J'ai découvert Balzac au collège avec La duchesse de Langeais. Une lecture éprouvante et difficile pour mon jeune âge. Pendant des années, j'ai fui Balzac comme la peste. Mais en première année de fac', on m'a demandé de lire Eugénie Grandet. Ce fut un véritable coup de coeur! Depuis j'ai lu plusieurs romans de lui : Mémoires de deux jeunes mariées, Une double famille, Adieu, Le lys dans la vallée, Le père Goriot et La fille aux yeux d'or. A chaque lecture, un grand moment de bonheur.

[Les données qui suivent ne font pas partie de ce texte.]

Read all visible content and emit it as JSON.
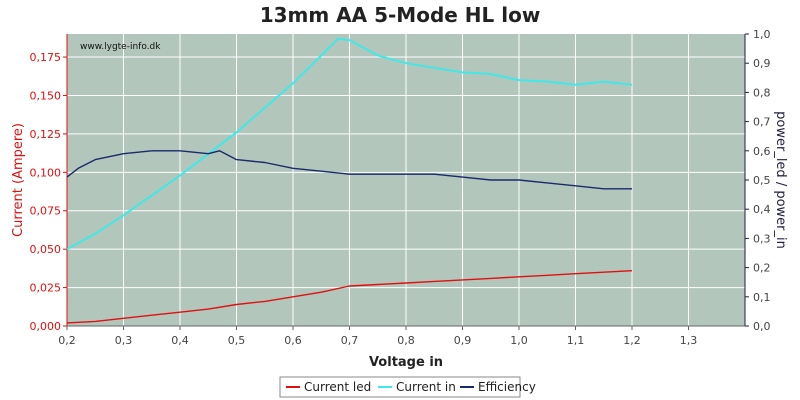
{
  "chart_data": {
    "type": "line",
    "title": "13mm AA 5-Mode HL low",
    "watermark": "www.lygte-info.dk",
    "xlabel": "Voltage in",
    "ylabel_left": "Current (Ampere)",
    "ylabel_right": "power_led / power_in",
    "xlim": [
      0.2,
      1.4
    ],
    "ylim_left": [
      0,
      0.19
    ],
    "ylim_right": [
      0,
      1.0
    ],
    "x_ticks": [
      "0,2",
      "0,3",
      "0,4",
      "0,5",
      "0,6",
      "0,7",
      "0,8",
      "0,9",
      "1,0",
      "1,1",
      "1,2",
      "1,3"
    ],
    "y_left_ticks": [
      "0,000",
      "0,025",
      "0,050",
      "0,075",
      "0,100",
      "0,125",
      "0,150",
      "0,175"
    ],
    "y_right_ticks": [
      "0,0",
      "0,1",
      "0,2",
      "0,3",
      "0,4",
      "0,5",
      "0,6",
      "0,7",
      "0,8",
      "0,9",
      "1,0"
    ],
    "grid": true,
    "legend_position": "bottom",
    "colors": {
      "plot_bg": "#b3c6bc",
      "grid": "#ffffff",
      "left_axis": "#e01010",
      "right_axis": "#222244",
      "current_led": "#e01010",
      "current_in": "#40e8e8",
      "efficiency": "#1a2a6c"
    },
    "series": [
      {
        "name": "Current led",
        "axis": "left",
        "x": [
          0.2,
          0.25,
          0.3,
          0.35,
          0.4,
          0.45,
          0.5,
          0.55,
          0.6,
          0.65,
          0.7,
          0.75,
          0.8,
          0.85,
          0.9,
          0.95,
          1.0,
          1.05,
          1.1,
          1.15,
          1.2
        ],
        "values": [
          0.002,
          0.003,
          0.005,
          0.007,
          0.009,
          0.011,
          0.014,
          0.016,
          0.019,
          0.022,
          0.026,
          0.027,
          0.028,
          0.029,
          0.03,
          0.031,
          0.032,
          0.033,
          0.034,
          0.035,
          0.036
        ]
      },
      {
        "name": "Current in",
        "axis": "left",
        "x": [
          0.2,
          0.25,
          0.3,
          0.35,
          0.4,
          0.45,
          0.5,
          0.55,
          0.6,
          0.65,
          0.68,
          0.7,
          0.75,
          0.8,
          0.85,
          0.9,
          0.95,
          1.0,
          1.05,
          1.1,
          1.15,
          1.2
        ],
        "values": [
          0.05,
          0.06,
          0.072,
          0.085,
          0.098,
          0.112,
          0.126,
          0.142,
          0.158,
          0.176,
          0.187,
          0.186,
          0.176,
          0.171,
          0.168,
          0.165,
          0.164,
          0.16,
          0.159,
          0.157,
          0.159,
          0.157
        ]
      },
      {
        "name": "Efficiency",
        "axis": "right",
        "x": [
          0.2,
          0.22,
          0.25,
          0.3,
          0.35,
          0.4,
          0.45,
          0.47,
          0.5,
          0.55,
          0.6,
          0.65,
          0.7,
          0.75,
          0.8,
          0.85,
          0.9,
          0.95,
          1.0,
          1.05,
          1.1,
          1.15,
          1.2
        ],
        "values": [
          0.51,
          0.54,
          0.57,
          0.59,
          0.6,
          0.6,
          0.59,
          0.6,
          0.57,
          0.56,
          0.54,
          0.53,
          0.52,
          0.52,
          0.52,
          0.52,
          0.51,
          0.5,
          0.5,
          0.49,
          0.48,
          0.47,
          0.47
        ]
      }
    ]
  }
}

La femme de Trente ans est un étrange roman. Je me suis parfois ennuyée tant Balzac prend son temps. Pourtant, c'est une histoire touchante. Julie d'Aiglemont symbolise toutes ces femmes mal mariées, condamnées à une "prostitution secrète". Balzac parle de sexe. De ce passage déterminant dans la vie d'un couple. Pour lui, les hommes perdent l'amour de leur jeune épouse dès la nuit de noces. Les tirades de Julie sont sublimes (voir extrait). On plaint cette jeune femme cruxifiée sur l'autel du mariage. Il y a de beaux passages, d'autres tragiques, certains passionnants. Mais c'est vrai que j'ai parfois eu du mal. Pourquoi? Je ne sais pas exactement. J'aime la plume de Balzac, son style, sa satire. Mais dans ce roman, il y a quelque chose de réellement étrange. Un mélange de plusieurs genres, une Julie que l'on arrive jamais à vraiment cerner, ... C'est à la fois un beau portrait de femme et un roman déstabilisant.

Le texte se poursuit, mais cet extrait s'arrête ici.